I inherited a 63 389 engine that I'm rebuilding as part of restoring my 67 Lemans. I'm still early in the teardown process but it was going well until I removed the second set of heads and found gel and foam in the #2 cylinder. The other 7 cylinders just had a little ash, rust, and very small hollow balls but the gel concerns me. Any idea what could be the cause?


----------



## tjs72goat (Jul 20, 2017)

Maybe a bad head gasket and remnants of anti freeze.


----------



## PontiacJim (Dec 29, 2012)

1963? You aren't planning on installing into the '67 are you? FYI - If you do, bell housing/trans pattern is different, starter bolts up differently, the rocker arms oil through the block and not the lifters, and other things that will not work with later parts.

Now if you are going to "fit" & "adapt" the engine into the '67, then different story. :thumbsup:


----------



## sherrre (Aug 4, 2018)

tjs72goat said:


> Maybe a bad head gasket and remnants of anti freeze.


I was wondering about that. When I removed the head there was liquid that dripped on the floor. I thought it was just the blaster fluid I used to loosen the head bolts. Head gasket looked ok (not obviously blown) and the head bolts were tight. Never thought anti freeze could turn into a gel like that. I left the head how I found it and whatever it is mostly evaporated overnight. Really strange.


----------



## sherrre (Aug 4, 2018)

PontiacJim said:


> 1963? You aren't planning on installing into the '67 are you? FYI - If you do, bell housing/trans pattern is different, starter bolts up differently, the rocker arms oil through the block and not the lifters, and other things that will not work with later parts.
> 
> Now if you are going to "fit" & "adapt" the engine into the '67, then different story. :thumbsup:


Thanks! I know its going to be a good bit of work to get the '63 engine to fit in the '67 but it will be worth it in the end.


----------



## geeteeohguy (Feb 2, 2008)

X2 or 3 that water, coolant, or mouse piss got into the cylinder. That block looks pretty rusty, IMO. It may need serious work to become usable.


----------



## sherrre (Aug 4, 2018)

geeteeohguy said:


> X2 or 3 that water, coolant, or mouse piss got into the cylinder. That block looks pretty rusty, IMO. It may need serious work to become usable.

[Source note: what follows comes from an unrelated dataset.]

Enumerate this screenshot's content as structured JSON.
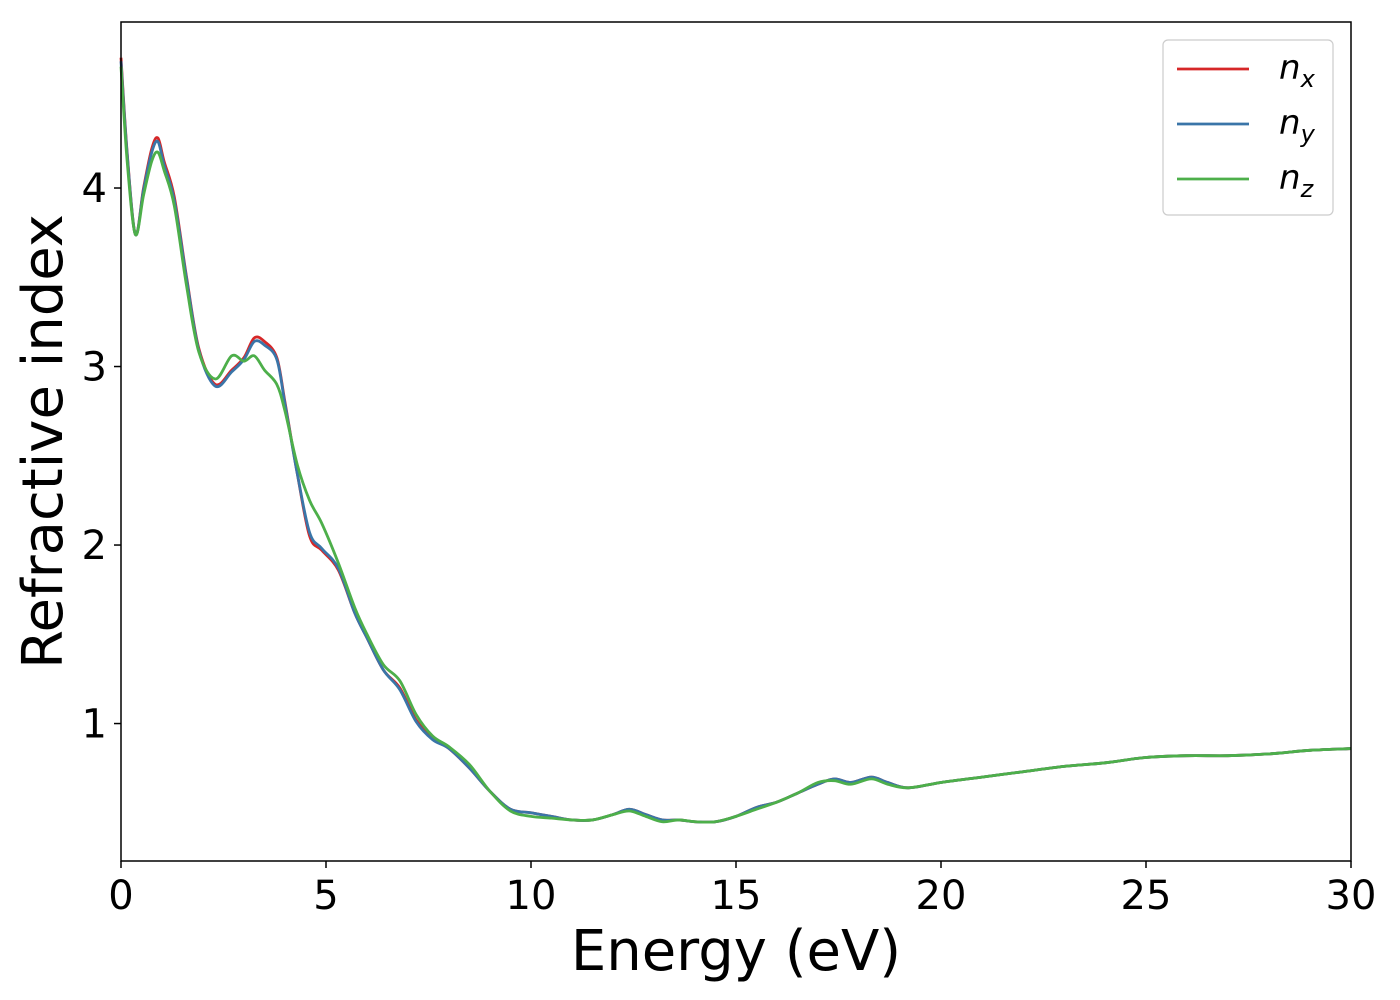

Thanks! I don't see any obvious cracks in the block, head, or head gasket so I don't know where the liquid is coming from. Hopefully the block will still be usable.


----------



## ggreenwood62 (Jul 19, 2018)

sherrre said:


> Thanks! I know its going to be a good bit of work to get the '63 engine to fit in the '67 but it will be worth it in the end.


One thing that you have to be aware of are the motor mounts. In 64 they were moved back towards the center of the block where they are on a 67. Back in 79 I tried to put a 63 in a 67. I found a new bell housing, flywheel and other clutch and shifter parts. I moved the brake distribution block and dropped the engine in only to find out that the motor mounts were way off. 4 months of work and I was stuck. I ended up using a different engine and then it just dropped in. As long as you know up front you'll be better off.


----------



## sherrre (Aug 4, 2018)

ggreenwood62 said:


> One thing that you have to be aware of are the motor mounts. In 64 they were moved back towards the center of the block where they are on a 67. Back in 79 I tried to put a 63 in a 67. I found a new bell housing, flywheel and other clutch and shifter parts. I moved the brake distribution block and dropped the engine in only to find out that the motor mounts were way off. 4 months of work and I was stuck. I ended up using a different engine and then it just dropped in. As long as you know up front you'll be better off.


Thanks! I was under the impression that all motors mounts from '59-'69 were the same. I contacted Butler Performance and they sell the parts I'll need to make it fit. I appreciate knowing about it up front.


----------